Recently I heard National Public Radio’s Melissa Block’s interview with Maira Kalman, who set out on an adventure of painting and writing the story of U.S. democracy.
While ambling from the Jefferson Memorial to the Lincoln Memorial, the Tel Aviv born Kalman was captivated by scenes, particularly the reflection of the Jefferson Memorial in the Tidal Basin.
A park police officer stopped them twice to warn them that no interviews on federal property are allowed under the Code of Federal Regulations. The second time he was even more authoritative and said that he did not know if they were taping, but if he saw them taping again he would give them a citation.
Kalman pointed out that the founding fathers “studied Socrates and Spinoza, and read French philosophers and German philosophers and had an incredible curiosity about everything.” Kalman singled out Jefferson as the top in terms of genius.
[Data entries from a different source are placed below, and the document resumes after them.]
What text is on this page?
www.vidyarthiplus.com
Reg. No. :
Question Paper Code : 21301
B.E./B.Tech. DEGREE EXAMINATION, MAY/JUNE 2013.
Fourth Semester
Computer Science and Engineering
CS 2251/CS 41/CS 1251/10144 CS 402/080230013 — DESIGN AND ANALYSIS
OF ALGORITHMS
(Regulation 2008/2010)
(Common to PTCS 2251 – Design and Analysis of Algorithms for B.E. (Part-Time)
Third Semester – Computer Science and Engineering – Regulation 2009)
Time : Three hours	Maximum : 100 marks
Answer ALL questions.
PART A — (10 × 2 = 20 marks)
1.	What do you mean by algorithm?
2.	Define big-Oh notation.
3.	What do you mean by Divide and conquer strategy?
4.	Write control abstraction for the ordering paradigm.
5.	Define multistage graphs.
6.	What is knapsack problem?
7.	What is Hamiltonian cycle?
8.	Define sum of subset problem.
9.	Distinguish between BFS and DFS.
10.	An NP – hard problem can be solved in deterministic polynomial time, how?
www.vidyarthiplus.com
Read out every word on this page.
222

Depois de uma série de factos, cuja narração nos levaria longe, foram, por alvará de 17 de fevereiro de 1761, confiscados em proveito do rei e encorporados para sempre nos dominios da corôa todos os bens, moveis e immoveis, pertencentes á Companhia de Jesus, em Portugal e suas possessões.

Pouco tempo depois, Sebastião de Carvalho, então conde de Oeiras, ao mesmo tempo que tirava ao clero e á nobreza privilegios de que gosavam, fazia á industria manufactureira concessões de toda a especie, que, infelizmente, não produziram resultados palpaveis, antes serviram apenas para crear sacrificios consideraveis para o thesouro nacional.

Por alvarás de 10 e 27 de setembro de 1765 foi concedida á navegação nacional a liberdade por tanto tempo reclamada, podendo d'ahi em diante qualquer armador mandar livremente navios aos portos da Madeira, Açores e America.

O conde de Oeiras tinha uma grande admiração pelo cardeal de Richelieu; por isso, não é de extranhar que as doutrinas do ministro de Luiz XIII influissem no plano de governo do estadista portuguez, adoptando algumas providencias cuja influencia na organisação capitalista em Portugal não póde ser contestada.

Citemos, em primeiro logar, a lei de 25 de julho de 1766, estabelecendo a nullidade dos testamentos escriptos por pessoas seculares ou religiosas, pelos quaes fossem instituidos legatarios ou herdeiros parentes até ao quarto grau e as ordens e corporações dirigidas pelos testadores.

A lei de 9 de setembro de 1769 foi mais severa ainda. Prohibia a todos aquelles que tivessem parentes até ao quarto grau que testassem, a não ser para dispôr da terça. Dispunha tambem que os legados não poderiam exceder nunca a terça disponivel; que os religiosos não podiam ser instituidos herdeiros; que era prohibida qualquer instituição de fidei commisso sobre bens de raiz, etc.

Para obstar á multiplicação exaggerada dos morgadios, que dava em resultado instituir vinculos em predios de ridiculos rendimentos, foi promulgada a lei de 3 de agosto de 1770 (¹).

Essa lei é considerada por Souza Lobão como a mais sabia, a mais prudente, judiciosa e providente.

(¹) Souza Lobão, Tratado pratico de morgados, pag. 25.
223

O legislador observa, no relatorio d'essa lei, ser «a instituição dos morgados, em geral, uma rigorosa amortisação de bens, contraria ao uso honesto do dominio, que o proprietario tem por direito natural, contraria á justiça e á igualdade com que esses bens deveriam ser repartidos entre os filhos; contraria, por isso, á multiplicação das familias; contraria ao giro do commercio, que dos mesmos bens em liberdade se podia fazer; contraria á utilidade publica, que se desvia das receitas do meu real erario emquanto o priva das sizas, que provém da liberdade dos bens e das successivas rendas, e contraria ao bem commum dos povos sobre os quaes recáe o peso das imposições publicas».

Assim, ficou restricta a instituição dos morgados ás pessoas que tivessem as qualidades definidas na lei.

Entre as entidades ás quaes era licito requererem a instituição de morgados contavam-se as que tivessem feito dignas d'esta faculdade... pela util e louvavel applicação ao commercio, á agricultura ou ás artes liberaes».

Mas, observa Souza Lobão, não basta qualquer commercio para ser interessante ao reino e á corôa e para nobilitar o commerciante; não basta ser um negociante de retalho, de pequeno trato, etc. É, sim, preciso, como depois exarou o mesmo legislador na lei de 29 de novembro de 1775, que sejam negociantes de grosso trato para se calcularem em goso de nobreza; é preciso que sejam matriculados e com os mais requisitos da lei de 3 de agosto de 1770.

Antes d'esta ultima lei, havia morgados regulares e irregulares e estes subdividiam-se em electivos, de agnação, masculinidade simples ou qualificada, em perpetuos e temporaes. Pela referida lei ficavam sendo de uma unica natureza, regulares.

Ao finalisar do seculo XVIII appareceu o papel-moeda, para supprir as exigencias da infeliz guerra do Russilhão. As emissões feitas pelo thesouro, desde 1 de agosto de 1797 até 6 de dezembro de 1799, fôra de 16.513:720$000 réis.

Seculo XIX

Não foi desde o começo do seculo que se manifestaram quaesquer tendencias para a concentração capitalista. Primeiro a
Her favorite, however, is Lincoln, and said, tongue in cheek, “Sorry Mary Todd Lincoln, but he would have been happy with me.”
So, after the plunge into our nation’s history, what has Kalman imbibed? In spite of the risk of getting arrested for participating in the interview, which left her with a bad taste in the mouth, she has learned that this is an extraordinary country.

1. brooding (BROO-ding)
A. pouting
B. preoccupied with depressing, morbid, or painful memories
C. cowering
D. presidential

“I like the brooding man – a brooding man with a sense of humor,” Kalman said of Lincoln.

2. raconteur (RAK-uhn-tur)
A. police officer on a bicycle
B. one who records
C. violator
D. someone good at telling stories and making them interesting

Kalman learned that Lincoln was a raconteur. D is the answer.

3. eccentric (ik-SIN-trick)
A. irregular
B. necessary
C. reflection
D. None of the above

4. Tel Aviv is in
A. Iran.
B. Israel.
C. Lebanon.
D. Crete.

Kalman said that she is not interested in the news unless it is eccentric information. No. 3 is A and No. 4 is B.
The first four letters in last week’s mystery word, which means an insatiable desire, are also the first four letters in the name of an evergreen tree whose seeds or beans are used to make chocolate. I give the accented syllable in cacoethes the “we” sound.
This week’s mystery word for you to solve has the first three letters as the first three letters in the name of the author of “The Echo of Greece.” You can use this adjective to describe someone who overacts, especially in theatricality.